Ingredients:
- 6 cups (850g) fresh blackberries
- 2 tbsp (30ml) fresh lemon juice
- 1 tbsp (6g) lemon zest, finely grated
- 1/4 cup (80ml) honey or maple syrup
- 2 tbsp (16g) cornstarch
- 1/4 tsp (1.5g) salt
- 1 1/2 cups (190g) whole wheat pastry flour
- 1 tbsp (12g) baking powder
- 1/2 tsp (3g) salt
- 6 tbsp (85g) cold unsalted butter, cubed
- 3/4 cup (180ml) low-fat buttermilk
- 2 tbsp (30ml) melted butter
Instructions:
- Preheat your oven to 375°F (190°C).
- In a large bowl, toss the blackberries with lemon juice, lemon zest, honey, cornstarch, and salt.
- Stir gently until the berries are evenly coated in a thick, glossy glaze.
- Pour the mixture into the baking dish, spreading it into an even layer.

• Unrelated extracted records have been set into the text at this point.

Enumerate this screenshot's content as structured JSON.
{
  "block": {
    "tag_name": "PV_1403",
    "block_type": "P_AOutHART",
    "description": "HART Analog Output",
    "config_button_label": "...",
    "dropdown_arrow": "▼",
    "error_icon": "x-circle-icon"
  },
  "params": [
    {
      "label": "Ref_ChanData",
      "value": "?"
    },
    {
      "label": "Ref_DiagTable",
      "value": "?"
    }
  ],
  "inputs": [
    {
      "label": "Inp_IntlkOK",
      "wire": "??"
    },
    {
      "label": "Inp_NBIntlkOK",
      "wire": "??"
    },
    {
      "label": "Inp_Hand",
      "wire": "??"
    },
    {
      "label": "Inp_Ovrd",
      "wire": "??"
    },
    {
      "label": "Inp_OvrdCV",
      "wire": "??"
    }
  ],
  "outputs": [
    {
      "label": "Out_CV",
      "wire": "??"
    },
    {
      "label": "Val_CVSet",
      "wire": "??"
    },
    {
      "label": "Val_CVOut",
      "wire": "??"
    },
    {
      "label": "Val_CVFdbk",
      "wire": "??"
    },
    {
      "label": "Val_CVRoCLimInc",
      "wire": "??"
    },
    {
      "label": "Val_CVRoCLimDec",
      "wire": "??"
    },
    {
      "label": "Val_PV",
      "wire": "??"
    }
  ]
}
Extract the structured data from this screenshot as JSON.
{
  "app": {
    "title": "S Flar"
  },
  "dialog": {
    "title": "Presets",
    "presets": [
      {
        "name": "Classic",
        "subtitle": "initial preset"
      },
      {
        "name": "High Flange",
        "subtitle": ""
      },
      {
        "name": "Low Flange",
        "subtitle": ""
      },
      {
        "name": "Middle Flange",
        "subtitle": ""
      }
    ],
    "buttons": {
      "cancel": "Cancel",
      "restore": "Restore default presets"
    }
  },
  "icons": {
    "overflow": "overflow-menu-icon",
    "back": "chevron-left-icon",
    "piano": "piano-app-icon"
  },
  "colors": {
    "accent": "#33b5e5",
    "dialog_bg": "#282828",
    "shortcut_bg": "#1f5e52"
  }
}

- Whisk together the flour, baking powder, and salt in a medium bowl.
- Add the cold, cubed butter. Use a pastry cutter or fork to work the butter into the flour until it resembles coarse crumbs with some pea-sized chunks remaining.
- Pour in the buttermilk and stir with a spoon just until the dough comes together. Do not overmix.
- Spoon the dough in dollops over the blackberry filling, leaving small gaps for the fruit juices to bubble through.
- Brush the top of the dough dollops with melted butter for a mahogany finish.
- Bake for 40-45 minutes until the topping is a deep golden brown.